Yerel Mahkemenin 15.9.2005 günlü direnme kararında, bozmadan sonra dosyaya girdiği yukarıda açıklanan 28.4.2005 günlü karar ile 4.5.2005 günlü yazıya atıfta bulunularak; levhadan silinme kararının, daha sonra itiraz tarihini de kapsayacak şekilde iptal edilmiş olması karşısında, Avukatlık Kanunu’nun 63. ve 72/a maddelerinin olayda uygulanma zeminlerini yitirdikleri gerekçesine dayanılmış ve buna bağlı olarak, takip dosyasına yapılan itirazın geçerli bulunduğu kabul edilmiştir.

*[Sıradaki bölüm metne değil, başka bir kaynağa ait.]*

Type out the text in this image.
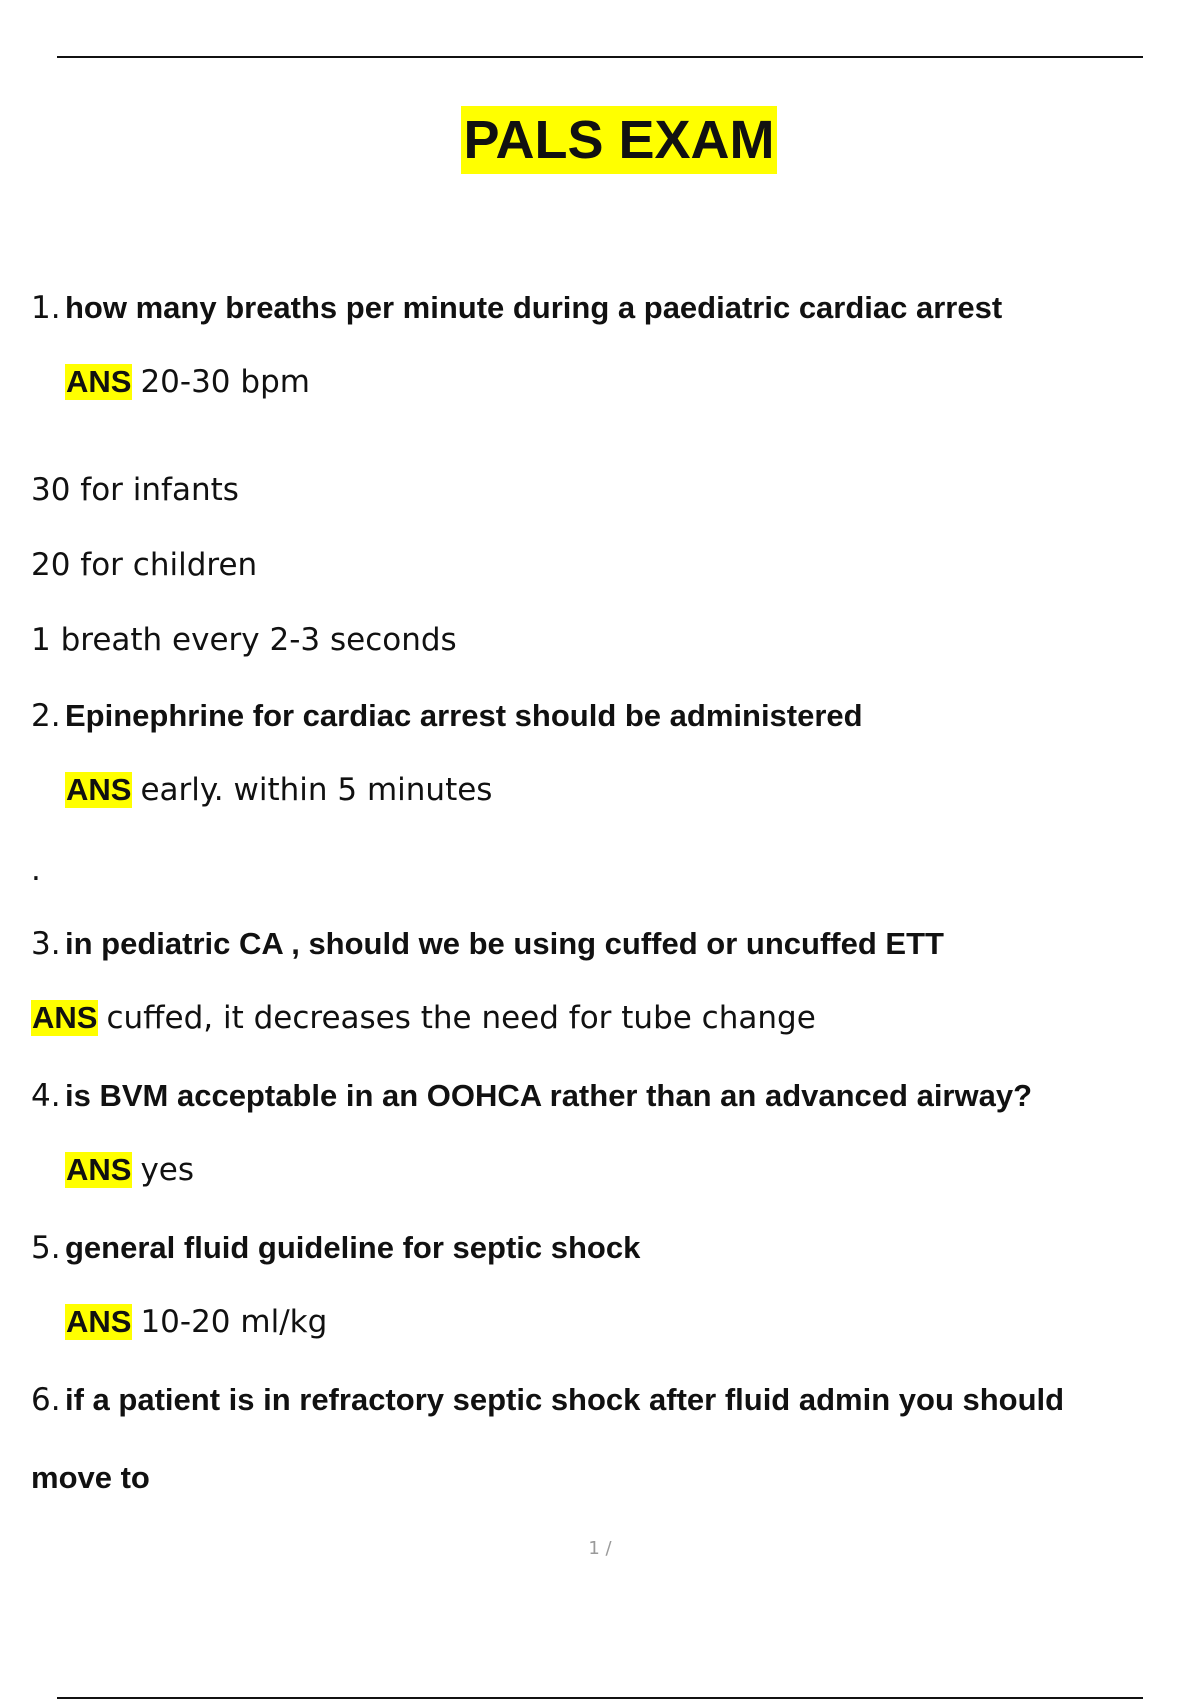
PALS EXAM
1. how many breaths per minute during a paediatric cardiac arrest
ANS 20-30 bpm
30 for infants
20 for children
1 breath every 2-3 seconds
2. Epinephrine for cardiac arrest should be administered
ANS early. within 5 minutes
.
3. in pediatric CA , should we be using cuffed or uncuffed ETT
ANS cuffed, it decreases the need for tube change
4. is BVM acceptable in an OOHCA rather than an advanced airway?
ANS yes
5. general fluid guideline for septic shock
ANS 10-20 ml/kg
6. if a patient is in refractory septic shock after fluid admin you should
move to
1 /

Bu durumda, Yerel Mahkemenin temyiz incelemesine konu 15.9.2005 günlü kararı, gerçekte bir direnme kararı değil; bozmadan sonra dosyaya sunulan, o nedenle de Özel Dairenin temyiz incelemesi sırasında değerlendirilmemiş olan yeni belgelere ve onların ortaya koyduğu yeni hukuksal duruma dayalı olarak kurulmuş yeni bir hüküm niteliğinde olup, ortada bir direnme kararı bulunmadığından, hükmün temyizen incelenmesi görevi Hukuk Genel Kurulu’na değil, Özel Daireye aittir.
B-ULAŞILAN ÇÖZÜM:
Yukarıda belirtilen nedenlerle ortada direnmeye konu bir hükümden söz edilemeyeceğinden, yeni hükme yönelik temyiz itirazlarının incelenmesi için dosyanın Özel Daireye gönderilmesi gerekir.
SONUÇ: Açıklanan gerekçeyle, davacı vekilinin yeni hükme yönelik temyiz itirazlarının incelenmesi için dosyanın 12. Hukuk Dairesi’ne gönderilmesine, 25.1.2006 gününde oybirliğiyle karar verildi.